The NoJack is a Stew-Mac device that fits into the larger diameter endpin hole created to fit a standard output jack. It's a clever device and looks good - IF the original hole wasn't a hack job.
This one was obviously drilled with a 1/2 inch drill bit, rather than the proper way of doing it using a reamer. It's also not on center. So you might call this a hack job.
However, all is not lost. I was planning to put a K&K pickup in it, so I'm taking out the Nojack and putting an output jack back in.
So I need to remove the NoJack.
That gave me enough length to work with.
It took a couple of tries, but I was able to get the wrench into the fitting fairly easily.
The screw fits into threads in the end of the endpin.

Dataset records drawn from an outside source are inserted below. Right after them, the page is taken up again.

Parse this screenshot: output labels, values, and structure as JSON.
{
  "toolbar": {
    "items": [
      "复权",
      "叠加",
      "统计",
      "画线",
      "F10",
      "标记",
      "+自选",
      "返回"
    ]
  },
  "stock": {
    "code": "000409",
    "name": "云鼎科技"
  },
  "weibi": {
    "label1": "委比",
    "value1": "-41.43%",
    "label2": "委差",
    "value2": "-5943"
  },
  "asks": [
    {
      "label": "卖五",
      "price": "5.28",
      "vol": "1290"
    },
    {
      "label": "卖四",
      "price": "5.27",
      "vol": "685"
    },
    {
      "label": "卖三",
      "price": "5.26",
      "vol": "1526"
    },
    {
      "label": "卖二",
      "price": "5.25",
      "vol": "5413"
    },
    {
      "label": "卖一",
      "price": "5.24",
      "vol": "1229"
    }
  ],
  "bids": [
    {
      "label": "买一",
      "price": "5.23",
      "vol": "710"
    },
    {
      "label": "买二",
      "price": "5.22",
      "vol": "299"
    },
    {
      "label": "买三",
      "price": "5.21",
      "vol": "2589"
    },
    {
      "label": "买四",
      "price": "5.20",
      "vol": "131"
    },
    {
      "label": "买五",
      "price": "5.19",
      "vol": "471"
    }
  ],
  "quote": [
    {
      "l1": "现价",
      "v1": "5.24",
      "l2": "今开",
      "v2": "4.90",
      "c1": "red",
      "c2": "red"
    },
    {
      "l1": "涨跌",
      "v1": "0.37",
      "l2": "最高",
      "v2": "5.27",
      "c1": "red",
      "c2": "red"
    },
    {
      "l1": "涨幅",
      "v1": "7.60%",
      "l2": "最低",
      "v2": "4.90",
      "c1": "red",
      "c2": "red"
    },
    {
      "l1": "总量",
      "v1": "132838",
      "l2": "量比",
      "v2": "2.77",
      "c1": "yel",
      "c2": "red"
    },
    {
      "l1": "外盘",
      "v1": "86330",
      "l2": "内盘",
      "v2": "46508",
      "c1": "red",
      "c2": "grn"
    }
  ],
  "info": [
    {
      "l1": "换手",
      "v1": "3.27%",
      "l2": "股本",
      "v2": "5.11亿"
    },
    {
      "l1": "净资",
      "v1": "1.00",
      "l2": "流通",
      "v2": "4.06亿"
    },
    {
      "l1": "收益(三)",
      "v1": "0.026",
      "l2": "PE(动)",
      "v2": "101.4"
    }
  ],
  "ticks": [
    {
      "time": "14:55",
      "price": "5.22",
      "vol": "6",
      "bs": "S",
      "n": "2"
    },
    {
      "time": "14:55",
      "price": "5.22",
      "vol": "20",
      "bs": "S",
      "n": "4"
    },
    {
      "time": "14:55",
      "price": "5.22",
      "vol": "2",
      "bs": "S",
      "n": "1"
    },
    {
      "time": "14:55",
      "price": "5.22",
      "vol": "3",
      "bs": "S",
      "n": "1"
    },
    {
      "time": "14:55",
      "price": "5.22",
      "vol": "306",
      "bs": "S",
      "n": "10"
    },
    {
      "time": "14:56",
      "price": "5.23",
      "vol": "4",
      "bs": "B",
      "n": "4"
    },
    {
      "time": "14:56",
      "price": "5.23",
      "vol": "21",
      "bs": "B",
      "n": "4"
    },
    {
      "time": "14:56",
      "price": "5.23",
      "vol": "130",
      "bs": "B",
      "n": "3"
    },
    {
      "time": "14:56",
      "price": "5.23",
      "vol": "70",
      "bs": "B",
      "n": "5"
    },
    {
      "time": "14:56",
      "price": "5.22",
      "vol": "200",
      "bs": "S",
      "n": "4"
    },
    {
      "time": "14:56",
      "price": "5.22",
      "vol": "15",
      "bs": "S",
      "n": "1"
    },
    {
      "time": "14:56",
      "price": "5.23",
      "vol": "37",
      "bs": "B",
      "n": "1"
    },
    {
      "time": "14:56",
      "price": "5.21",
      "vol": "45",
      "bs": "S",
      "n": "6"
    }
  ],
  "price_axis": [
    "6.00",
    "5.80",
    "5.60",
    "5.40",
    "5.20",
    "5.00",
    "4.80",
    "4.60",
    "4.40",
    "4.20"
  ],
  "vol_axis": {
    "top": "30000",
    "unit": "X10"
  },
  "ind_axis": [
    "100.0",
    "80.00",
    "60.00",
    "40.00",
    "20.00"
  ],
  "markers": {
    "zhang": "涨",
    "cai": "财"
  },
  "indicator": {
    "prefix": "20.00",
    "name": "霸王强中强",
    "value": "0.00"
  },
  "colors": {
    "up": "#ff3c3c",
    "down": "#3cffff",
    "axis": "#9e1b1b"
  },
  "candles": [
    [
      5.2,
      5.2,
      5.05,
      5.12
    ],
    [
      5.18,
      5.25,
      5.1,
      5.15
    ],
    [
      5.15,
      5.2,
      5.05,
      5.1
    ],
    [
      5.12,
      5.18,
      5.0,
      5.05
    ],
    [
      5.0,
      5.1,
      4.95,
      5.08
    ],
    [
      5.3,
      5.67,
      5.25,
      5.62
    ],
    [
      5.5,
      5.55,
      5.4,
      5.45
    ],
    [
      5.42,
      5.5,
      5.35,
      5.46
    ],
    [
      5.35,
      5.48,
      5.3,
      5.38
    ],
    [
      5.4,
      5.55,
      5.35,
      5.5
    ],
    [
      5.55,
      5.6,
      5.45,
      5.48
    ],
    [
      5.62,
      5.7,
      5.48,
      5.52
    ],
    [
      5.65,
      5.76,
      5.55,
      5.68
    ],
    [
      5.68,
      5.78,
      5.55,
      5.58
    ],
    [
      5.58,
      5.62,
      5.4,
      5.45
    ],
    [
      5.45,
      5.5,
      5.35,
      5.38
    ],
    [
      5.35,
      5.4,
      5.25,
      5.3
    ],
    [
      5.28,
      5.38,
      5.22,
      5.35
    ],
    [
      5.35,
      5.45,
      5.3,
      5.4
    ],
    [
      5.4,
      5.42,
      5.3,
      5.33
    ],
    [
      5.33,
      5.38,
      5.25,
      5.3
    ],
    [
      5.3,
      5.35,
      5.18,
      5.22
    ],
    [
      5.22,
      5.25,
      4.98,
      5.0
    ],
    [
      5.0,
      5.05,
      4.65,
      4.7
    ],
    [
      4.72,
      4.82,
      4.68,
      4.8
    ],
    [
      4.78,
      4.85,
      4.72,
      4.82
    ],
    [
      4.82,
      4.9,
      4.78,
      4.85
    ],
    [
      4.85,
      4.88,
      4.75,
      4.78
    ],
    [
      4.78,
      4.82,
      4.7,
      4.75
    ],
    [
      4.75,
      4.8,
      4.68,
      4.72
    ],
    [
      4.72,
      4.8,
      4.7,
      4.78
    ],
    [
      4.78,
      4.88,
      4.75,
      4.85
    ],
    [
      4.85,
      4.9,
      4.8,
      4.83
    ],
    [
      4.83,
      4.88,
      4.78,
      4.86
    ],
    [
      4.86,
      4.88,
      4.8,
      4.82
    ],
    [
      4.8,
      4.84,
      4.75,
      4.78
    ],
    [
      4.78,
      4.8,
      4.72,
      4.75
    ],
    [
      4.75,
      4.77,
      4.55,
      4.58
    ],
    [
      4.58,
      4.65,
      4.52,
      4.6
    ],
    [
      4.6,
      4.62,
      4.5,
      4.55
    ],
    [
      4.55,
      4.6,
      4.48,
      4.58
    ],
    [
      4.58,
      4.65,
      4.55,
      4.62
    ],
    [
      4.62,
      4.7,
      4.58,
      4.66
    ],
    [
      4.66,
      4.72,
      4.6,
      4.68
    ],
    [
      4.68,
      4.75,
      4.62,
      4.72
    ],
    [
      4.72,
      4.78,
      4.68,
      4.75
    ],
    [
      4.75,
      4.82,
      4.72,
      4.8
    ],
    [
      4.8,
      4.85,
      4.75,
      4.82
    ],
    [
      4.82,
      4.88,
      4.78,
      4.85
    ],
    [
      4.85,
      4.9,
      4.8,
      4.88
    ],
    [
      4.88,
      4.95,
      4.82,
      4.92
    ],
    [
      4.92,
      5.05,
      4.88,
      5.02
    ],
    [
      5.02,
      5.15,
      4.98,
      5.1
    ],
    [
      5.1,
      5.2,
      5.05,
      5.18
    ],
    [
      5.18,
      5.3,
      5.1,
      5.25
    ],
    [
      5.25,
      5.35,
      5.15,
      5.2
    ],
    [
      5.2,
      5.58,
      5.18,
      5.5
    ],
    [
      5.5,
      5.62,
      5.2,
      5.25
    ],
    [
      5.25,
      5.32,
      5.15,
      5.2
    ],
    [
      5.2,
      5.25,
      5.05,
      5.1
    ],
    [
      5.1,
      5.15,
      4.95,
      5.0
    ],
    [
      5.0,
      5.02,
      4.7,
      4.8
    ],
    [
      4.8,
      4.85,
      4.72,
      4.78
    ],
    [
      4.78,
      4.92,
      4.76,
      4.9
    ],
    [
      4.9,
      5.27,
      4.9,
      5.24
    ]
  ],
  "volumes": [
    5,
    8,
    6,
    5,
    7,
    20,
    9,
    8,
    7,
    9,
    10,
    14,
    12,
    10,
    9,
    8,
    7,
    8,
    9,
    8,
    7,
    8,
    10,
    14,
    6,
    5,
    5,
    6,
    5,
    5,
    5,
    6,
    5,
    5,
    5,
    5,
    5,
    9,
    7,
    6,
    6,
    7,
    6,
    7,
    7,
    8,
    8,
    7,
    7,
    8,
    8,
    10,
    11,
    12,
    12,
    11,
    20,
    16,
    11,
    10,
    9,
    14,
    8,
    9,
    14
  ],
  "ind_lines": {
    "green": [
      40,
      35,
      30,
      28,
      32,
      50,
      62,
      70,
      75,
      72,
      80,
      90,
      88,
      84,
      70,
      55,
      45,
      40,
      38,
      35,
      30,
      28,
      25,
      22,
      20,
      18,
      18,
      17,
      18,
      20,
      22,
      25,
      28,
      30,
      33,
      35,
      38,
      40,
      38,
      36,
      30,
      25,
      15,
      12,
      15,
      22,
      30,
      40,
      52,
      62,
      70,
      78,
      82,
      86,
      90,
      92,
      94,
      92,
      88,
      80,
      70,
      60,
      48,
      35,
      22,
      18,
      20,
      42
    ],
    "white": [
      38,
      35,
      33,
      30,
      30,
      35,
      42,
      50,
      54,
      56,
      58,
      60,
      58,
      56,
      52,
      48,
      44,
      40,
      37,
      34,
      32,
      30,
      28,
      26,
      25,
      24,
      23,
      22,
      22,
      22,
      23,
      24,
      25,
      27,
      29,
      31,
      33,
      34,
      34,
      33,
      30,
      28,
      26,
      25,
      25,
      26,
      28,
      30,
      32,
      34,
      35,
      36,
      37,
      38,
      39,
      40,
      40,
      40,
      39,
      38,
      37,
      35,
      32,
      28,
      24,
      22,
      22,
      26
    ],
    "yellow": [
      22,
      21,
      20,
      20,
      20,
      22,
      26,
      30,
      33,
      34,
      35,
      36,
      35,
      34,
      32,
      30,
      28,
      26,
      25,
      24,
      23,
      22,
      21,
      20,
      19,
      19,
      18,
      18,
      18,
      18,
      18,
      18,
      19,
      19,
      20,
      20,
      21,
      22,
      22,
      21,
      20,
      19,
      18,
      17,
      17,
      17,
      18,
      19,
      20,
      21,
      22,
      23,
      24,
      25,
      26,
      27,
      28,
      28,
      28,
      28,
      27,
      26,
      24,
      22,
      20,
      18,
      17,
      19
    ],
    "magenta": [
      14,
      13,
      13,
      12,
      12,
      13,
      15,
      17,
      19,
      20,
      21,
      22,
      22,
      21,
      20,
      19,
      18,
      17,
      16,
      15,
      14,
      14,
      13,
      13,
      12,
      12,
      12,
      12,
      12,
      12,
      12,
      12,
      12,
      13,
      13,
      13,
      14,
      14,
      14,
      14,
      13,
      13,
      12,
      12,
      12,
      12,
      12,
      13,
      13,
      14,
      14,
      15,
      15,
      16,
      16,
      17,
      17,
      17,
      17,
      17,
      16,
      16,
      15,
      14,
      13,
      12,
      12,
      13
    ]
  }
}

As it's tightened, the sleeve expands until the whole enchilada is held into place.
Simple and clever. And pretty easy to remove as well.
I'll put the pickup in soon. It's more tedious, and I don't have the patience to work on it right now.
I need to remove about .050 of an inch from the bottom. I used drafting tape to mark that distance on the bottom of the heel - and the slice tapers up to nothing at the joint where the heel meets the fingerboard at the top.
This neck is maple. I love, love, love maple, but it's not as easy to carve as mahogany. Rather than make a hack into the edges, I carved away from the inside surface toward the outer edges. A 'relief' of sorts. Think of the surface as being dished inward toward the male dovetail. These cheeks don't have to contact the guitar body, so they can curve inward.
I did a test fit and I need to remove just a touch more material and the set should be perfect. I'll probably use a file and sandpaper for that fine tuning rather than use a chisel and risk taking off too much material.